What is a “prototype”?
A prototype is an early, often deliberately incomplete version of a product built to test a specific hypothesis — about usability, technical feasibility, user value or commercial demand. Prototypes are not MVPs (which deliver functional value to real users) and not finished products; they exist to learn fastest at the lowest cost.
Prototype fidelity ladder
- Sketch / paper: hand drawings or simple slides. Tests concept and flow with users.
- Wireframe: low-fidelity digital layout. Tests information architecture.
- Clickable mock: Figma/Adobe XD interactive prototype. Tests user flow and reactions to UI.
- Working demo: partial backend, hard-coded data. Tests feasibility and feel.
- Pilot / MVP: production-grade for limited audience. Tests retention and willingness to pay.
What prototypes test (and what they don’t)

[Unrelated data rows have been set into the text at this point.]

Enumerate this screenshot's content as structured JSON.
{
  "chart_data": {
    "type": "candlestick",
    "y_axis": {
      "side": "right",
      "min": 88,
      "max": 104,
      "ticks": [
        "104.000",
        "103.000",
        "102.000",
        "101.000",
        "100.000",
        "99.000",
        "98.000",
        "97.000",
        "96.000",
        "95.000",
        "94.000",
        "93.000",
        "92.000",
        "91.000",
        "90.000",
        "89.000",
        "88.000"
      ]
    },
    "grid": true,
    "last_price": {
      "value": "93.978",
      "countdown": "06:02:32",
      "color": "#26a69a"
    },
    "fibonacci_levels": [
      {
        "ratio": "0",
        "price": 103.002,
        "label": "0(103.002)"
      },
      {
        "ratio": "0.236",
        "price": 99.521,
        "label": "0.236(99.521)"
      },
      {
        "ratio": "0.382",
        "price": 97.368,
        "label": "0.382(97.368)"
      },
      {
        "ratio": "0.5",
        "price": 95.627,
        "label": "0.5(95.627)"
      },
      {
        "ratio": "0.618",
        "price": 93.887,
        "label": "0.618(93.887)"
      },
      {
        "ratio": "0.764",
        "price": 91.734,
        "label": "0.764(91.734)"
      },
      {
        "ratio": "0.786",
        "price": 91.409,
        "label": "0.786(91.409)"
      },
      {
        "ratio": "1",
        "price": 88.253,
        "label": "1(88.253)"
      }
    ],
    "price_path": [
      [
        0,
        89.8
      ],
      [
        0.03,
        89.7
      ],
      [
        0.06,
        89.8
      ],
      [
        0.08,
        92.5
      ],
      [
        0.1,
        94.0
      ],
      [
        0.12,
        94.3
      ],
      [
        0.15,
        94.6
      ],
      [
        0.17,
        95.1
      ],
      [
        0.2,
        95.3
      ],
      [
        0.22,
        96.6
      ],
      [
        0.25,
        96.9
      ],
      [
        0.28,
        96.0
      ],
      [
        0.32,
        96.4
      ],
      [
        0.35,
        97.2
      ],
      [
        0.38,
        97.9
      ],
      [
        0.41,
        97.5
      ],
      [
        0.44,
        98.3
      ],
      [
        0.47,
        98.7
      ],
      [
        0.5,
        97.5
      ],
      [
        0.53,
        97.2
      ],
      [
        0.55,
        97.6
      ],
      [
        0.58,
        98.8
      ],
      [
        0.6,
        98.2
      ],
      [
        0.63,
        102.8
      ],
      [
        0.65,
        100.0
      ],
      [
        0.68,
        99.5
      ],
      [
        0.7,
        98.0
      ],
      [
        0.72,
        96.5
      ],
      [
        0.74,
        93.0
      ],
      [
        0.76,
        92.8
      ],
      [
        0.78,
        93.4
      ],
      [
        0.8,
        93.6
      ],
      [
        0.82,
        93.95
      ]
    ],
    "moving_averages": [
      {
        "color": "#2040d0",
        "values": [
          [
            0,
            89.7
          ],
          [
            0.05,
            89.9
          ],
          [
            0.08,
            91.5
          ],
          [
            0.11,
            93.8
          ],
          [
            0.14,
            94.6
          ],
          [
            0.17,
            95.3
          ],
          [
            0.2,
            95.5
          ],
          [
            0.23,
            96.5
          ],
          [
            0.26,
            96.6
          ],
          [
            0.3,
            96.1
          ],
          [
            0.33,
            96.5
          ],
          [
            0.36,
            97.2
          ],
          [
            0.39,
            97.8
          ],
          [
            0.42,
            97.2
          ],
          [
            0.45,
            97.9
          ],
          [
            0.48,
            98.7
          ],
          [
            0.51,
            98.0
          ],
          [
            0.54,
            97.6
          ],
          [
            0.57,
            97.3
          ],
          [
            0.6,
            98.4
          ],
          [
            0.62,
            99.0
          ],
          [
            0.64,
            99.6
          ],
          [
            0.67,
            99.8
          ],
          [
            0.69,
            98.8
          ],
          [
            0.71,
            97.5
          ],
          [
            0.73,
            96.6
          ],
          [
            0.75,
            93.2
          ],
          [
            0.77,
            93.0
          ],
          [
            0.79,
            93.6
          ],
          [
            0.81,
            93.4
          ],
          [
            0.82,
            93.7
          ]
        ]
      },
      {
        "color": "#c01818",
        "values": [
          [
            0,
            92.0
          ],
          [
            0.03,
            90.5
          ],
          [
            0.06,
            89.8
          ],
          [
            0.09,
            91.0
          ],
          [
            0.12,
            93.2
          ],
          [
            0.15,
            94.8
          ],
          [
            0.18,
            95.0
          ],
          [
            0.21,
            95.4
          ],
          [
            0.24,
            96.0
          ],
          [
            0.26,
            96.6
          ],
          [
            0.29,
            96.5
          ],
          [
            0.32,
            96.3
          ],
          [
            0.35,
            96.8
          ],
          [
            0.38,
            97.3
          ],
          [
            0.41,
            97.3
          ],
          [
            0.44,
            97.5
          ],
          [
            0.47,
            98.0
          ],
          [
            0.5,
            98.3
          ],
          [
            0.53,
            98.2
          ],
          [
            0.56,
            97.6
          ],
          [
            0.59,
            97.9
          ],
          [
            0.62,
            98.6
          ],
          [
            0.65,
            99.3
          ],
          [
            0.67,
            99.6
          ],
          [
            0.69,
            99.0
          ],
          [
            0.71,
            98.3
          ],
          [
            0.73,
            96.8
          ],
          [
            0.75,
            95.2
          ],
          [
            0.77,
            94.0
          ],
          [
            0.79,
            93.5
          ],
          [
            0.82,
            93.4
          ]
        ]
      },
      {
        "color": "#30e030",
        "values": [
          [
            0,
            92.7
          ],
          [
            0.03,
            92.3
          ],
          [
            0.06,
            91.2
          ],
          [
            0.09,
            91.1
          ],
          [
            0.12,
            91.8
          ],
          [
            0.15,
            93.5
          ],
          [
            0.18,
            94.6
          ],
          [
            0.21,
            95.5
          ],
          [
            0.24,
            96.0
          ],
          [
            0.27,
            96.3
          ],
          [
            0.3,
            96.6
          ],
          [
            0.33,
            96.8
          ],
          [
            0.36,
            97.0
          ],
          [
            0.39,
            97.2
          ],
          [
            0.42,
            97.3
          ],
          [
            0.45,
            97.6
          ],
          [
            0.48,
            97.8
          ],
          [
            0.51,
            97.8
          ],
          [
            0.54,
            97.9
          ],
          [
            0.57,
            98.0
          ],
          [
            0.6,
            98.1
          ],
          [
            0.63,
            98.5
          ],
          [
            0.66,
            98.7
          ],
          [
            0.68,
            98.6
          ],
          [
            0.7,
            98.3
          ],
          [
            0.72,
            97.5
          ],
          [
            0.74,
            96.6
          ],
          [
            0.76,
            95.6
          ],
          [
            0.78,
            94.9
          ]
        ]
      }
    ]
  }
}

Prototypes can validate: comprehension, desirability, navigation, feasibility, basic usability. They cannot validate: retention, real demand, scalability, regulatory acceptance, support cost. Founders frequently overestimate what a prototype proves — strong demo reactions do not equal strong product-market fit.
Prototypes and IP timing
The prototype stage sets intellectual-property clocks that cannot be rewound. Public demonstration of an invention before a patent filing can destroy novelty — the grace-period rules differ by jurisdiction and are narrower than founders assume — so the patent conversation belongs before the trade-fair booth, not after. Prototypes built by freelancers, agencies or university labs raise ownership questions that surface at diligence: code and designs vest where the contract says they vest, and absent assignment language they often remain with the maker. NDAs around prototype testing, clean-room documentation of what was built when, and assignment clauses in every development contract are cheap at prototype stage and expensive to reconstruct later.